L’international français a partagé certains des messages qu’il a reçus sur Instagram après le match contre Burnley (1-1), duquel il avait été expulsé. Depuis des comptes anonymes, Fofana est insulté et comparé à « un singe » qui devrait être « mis dans un zoo ».

Son adversaire Hannibal Mejbri, international tunisien né en France, a lui aussi subi des attaques, tout comme l’ailier Romaine Mundle (Sunderland) et l’attaquant nigérian Tolu Arokodare (Wolverhampton) dimanche.

« Il n’y a absolument aucune place pour les insultes racistes, que ce soit en ligne ou en personne, et ceux qui pensent pouvoir se cacher derrière leur clavier devraient y réfléchir à deux fois », a commenté Mark Roberts, responsable de la UK Football Policing Unit (UKFPU), unité chargée du maintien de l’ordre dans le football anglais.

« La UKFPU condamne ce comportement abject et nous veillerons, grâce à notre équipe dédiée d’agents, à tout mettre en œuvre pour identifier les responsables et les traduire en justice », a ajouté M. Roberts.

La police assure que des condamnations ont été prononcées « ces derniers mois » à l’encontre d’individus reconnus coupables de racisme en ligne, avec « d’importantes interdictions de stade » à la clé, mais reconnait « qu’il reste beaucoup à faire » dans ce domaine.

« Le racisme subit par ces footballeurs est odieux », a aussi réagi lundi un porte-parole du Premier ministre britannique Keir Starmer.

Meta, propriétaire de Facebook, Instagram et WhatsApp, « a indiqué qu’elle continuerait à œuvrer pour protéger les personnes contre les abus.

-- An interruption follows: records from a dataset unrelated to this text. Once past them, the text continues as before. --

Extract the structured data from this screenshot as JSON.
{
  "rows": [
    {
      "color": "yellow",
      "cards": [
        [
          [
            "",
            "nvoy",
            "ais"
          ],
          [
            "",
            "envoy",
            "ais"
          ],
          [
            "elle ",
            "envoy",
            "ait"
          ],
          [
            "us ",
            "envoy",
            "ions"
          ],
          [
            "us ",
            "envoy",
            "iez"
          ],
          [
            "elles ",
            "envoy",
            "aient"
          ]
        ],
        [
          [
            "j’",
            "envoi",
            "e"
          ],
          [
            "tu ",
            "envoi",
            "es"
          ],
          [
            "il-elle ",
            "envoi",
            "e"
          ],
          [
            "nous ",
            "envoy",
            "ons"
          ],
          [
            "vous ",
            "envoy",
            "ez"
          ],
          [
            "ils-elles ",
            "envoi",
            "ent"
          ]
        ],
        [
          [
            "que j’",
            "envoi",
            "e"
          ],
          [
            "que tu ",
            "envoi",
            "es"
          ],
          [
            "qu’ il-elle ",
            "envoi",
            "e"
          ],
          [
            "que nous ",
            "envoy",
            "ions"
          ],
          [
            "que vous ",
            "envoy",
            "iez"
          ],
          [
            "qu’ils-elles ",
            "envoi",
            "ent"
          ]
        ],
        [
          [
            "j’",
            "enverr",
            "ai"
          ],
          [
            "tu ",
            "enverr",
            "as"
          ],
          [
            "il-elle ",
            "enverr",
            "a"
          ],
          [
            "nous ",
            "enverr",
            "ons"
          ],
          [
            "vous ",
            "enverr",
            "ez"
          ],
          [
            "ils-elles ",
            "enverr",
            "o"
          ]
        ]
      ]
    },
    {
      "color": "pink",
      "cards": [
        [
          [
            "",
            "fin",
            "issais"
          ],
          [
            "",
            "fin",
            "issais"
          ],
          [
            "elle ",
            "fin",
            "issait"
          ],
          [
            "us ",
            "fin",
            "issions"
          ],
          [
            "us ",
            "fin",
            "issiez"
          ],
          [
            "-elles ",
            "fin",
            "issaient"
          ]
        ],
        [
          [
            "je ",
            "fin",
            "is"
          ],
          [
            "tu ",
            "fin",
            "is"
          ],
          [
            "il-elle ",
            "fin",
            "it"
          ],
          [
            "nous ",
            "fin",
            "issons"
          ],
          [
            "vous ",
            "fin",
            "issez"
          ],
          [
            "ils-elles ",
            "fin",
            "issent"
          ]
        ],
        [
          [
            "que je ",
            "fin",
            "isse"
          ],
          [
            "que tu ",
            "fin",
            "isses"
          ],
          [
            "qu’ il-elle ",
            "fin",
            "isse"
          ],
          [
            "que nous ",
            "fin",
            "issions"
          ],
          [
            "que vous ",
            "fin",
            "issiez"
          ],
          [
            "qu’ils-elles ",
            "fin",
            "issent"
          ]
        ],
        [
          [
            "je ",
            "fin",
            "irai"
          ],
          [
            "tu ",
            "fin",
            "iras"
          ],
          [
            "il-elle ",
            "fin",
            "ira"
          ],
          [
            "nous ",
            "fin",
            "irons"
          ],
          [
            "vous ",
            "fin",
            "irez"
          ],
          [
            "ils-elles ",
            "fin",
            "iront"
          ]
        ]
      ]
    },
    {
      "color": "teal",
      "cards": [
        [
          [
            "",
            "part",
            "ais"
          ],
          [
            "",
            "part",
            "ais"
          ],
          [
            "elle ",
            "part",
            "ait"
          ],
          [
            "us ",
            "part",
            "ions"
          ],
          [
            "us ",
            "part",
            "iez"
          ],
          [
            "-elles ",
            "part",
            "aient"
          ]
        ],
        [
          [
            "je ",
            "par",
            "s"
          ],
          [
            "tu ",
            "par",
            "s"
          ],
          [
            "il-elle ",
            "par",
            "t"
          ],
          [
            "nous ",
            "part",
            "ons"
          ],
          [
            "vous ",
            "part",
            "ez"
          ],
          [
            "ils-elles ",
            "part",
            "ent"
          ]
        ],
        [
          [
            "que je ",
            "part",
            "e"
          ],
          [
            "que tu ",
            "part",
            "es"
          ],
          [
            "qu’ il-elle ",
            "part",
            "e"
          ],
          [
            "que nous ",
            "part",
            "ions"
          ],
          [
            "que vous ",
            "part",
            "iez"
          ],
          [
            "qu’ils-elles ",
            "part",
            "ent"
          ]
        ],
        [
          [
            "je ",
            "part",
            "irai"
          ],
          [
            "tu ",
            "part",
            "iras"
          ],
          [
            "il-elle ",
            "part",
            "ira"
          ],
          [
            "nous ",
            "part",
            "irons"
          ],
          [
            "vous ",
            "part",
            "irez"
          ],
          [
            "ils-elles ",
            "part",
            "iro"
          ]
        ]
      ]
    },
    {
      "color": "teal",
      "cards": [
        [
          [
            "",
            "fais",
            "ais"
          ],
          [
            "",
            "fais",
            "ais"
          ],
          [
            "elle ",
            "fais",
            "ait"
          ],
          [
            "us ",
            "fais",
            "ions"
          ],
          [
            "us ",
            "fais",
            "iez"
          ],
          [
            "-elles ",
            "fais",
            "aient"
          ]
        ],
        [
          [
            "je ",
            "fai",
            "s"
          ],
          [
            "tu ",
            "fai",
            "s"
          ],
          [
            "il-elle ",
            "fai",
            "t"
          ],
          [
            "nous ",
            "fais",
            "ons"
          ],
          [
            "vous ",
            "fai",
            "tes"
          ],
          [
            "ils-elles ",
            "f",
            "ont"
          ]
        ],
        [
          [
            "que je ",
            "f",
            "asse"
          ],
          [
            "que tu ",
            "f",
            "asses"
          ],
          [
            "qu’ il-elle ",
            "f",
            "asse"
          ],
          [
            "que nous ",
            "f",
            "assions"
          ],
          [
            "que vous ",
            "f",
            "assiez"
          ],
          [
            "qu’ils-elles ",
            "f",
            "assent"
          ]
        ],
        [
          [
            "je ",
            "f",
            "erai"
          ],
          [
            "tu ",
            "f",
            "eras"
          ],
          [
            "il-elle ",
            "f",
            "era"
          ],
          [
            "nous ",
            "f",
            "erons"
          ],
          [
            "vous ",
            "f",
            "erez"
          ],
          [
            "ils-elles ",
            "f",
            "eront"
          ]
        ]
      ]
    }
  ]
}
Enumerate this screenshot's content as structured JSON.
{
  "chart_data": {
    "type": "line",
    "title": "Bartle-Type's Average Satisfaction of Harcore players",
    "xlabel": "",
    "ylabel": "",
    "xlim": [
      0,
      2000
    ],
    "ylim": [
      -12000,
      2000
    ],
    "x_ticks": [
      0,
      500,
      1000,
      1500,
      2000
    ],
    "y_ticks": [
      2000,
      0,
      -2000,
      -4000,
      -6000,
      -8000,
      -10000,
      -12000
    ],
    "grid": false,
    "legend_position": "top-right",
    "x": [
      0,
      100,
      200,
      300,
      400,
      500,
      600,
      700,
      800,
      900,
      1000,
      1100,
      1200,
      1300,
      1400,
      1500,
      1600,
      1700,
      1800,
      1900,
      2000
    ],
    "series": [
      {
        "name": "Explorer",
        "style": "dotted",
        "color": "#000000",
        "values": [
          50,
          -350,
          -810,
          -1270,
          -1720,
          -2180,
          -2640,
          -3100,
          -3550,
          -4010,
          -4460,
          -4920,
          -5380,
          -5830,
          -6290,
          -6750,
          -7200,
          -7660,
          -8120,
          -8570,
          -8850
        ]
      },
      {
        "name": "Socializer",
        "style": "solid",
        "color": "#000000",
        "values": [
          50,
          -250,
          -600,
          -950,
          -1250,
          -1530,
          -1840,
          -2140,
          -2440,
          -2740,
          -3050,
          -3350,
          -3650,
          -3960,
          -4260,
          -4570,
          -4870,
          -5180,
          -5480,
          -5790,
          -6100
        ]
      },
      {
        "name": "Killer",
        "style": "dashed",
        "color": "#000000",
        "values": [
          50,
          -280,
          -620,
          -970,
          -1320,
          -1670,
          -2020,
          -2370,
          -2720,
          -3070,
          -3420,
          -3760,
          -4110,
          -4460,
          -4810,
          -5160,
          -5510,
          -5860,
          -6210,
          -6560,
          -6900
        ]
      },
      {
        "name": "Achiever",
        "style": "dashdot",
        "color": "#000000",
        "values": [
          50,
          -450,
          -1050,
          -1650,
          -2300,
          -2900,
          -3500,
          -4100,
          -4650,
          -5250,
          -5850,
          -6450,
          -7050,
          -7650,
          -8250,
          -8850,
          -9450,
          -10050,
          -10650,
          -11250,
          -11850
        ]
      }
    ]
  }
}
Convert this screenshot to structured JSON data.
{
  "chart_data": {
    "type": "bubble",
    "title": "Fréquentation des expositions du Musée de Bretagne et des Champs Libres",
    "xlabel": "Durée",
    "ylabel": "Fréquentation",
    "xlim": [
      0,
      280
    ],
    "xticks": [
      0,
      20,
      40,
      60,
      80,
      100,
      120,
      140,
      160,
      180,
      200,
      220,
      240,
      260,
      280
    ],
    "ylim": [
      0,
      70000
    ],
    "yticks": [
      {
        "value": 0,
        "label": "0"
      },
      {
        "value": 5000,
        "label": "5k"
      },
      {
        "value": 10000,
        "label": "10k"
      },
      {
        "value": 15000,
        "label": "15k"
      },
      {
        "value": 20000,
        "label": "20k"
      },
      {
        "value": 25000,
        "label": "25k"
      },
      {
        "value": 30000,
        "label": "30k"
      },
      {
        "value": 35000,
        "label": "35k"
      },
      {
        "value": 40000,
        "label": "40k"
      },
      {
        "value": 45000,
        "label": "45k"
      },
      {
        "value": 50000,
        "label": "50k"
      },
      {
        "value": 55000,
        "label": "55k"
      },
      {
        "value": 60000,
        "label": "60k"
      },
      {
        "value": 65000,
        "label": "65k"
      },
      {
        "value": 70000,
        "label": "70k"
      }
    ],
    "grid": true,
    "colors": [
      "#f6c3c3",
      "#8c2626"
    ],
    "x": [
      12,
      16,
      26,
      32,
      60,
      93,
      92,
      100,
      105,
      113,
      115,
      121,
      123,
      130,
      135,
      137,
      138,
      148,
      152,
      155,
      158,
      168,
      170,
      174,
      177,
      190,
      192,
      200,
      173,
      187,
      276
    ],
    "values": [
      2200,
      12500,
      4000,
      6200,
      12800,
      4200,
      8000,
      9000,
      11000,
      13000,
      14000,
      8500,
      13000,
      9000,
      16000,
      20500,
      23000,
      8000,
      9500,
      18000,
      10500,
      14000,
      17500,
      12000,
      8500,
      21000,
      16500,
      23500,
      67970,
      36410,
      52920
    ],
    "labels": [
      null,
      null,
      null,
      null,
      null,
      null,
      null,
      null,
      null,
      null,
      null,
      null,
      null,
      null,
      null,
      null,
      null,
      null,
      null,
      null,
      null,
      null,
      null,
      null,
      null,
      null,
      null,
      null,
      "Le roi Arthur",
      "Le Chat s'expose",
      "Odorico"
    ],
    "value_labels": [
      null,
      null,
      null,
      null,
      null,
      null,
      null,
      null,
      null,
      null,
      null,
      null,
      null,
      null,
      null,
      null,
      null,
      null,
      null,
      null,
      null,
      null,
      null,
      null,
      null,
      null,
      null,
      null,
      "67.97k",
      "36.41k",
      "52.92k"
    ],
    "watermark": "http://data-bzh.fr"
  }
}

Les ministres les tiendront pour responsables afin de s’assurer que cela se concrétise », a ajouté le porte-parole.

Les insultes racistes sont devenues un fléau pour le football européen, et de nombreuses voix se sont élevées en Angleterre pour appeler les plateformes à réguler davantage ces attaques.

« Personne ne devrait être exposé à des insultes racistes, et nous supprimons ce contenu lorsque nous le trouvons », a assuré un porte-parole de Meta à la BBC. « Rien ne fera cesser les comportements racistes du jour au lendemain, mais nous continuerons à travailler pour protéger notre communauté contre les abus et à coopérer avec les enquêtes de police. »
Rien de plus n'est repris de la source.